Tuesday, October 15, 2013

Black Hawk-A Mighty Metal Axe

Pure Underground Records

There was some hesitation on my part in reviewing this album by Germany's Black Hawk. I just wasn't sure I was going to like it at all. Now , in no way is that a requirement on my end to cover albums (thinking that I might like it ahead of time), but it was still a little fear I carried with me going into this release. The band, which can trace it's roots all the way back to 1981, was originally active up until the late 90's before taking a break away from the action. Even though they did form in 1981 it would take until 1989 until they issued their first release, the "First Attack" EP. They didn't release their first full-length album, "Twentyfive", until 2005. Since that point though they have been fairly consistent with the cheesy-titled "A Mighty Metal Axe" making album number five for this bunch. For the most part Black Hawk plays things fairly straight, never straying from a style that is equal parts traditional heavy metal and N.W.O.B.H.M. Highlight's include lead vocalist Udo Bethke whose somewhat rough vocals, which made me think of a younger, German Ozzy Osbourne striking out on his own to front a European power metal band, fits this style of metal to  a tee while never stepping on the toes of  guitarists Thorsten "Thor" Bettge and Günter Kruse (Non Skid/Paragon).
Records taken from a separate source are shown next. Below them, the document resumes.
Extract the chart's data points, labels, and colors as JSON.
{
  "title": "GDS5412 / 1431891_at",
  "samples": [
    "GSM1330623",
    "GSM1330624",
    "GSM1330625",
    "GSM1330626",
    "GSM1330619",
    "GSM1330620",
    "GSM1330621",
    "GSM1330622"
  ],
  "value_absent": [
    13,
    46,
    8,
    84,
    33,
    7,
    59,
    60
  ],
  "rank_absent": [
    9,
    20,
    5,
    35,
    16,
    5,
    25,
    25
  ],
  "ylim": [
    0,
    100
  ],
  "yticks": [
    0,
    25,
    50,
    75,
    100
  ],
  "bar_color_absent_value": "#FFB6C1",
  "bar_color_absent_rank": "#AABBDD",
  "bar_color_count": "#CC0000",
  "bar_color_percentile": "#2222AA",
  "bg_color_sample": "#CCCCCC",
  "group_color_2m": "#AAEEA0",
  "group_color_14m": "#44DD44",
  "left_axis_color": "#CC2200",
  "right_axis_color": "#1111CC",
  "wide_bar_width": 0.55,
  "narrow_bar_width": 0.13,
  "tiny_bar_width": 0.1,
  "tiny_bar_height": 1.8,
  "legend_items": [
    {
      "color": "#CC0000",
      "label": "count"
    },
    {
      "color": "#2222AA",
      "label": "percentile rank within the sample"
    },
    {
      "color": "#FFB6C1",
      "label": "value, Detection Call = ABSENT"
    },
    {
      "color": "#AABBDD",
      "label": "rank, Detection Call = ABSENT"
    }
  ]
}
Influences aside (see below*) this German band tends to play fairly original material with only a few missteps taking place on "A Mighty Metal Axe". Other then the cut "FasionVictim", which is WAY MORE Bon Jovi then it has any reasonable right to be, and maybe "Venom of the Snake" (Ever experienced one of those songs where you keep waiting for it to break out into some drop-dead serious heavy metal and it never does? No? Well, then check out this one and you'll feel my frustration!) the latest release from Black Hawk is a good example of how to do things right. There's a good reason why heavy metal appeals to so many of us to begin with and when you experience an album like this in it's entirety you can't help but smile. Bands like Black Hawk are custom-built for fans. Don't let the cheesy title persuade you though or even the album's art-work that seems like it would be better suited for some sort of Manowar-like, European power metal group. Nope, this one is metal to the core and a solid addition to any fan's collection. Why mess around when you've got albums like this that beckon to be played loud and proud?

* The influences here range from Iron Maiden/Judas Priest (or 80's metal if you will) to bands like Accept, Saxon even some (early) Running Wild.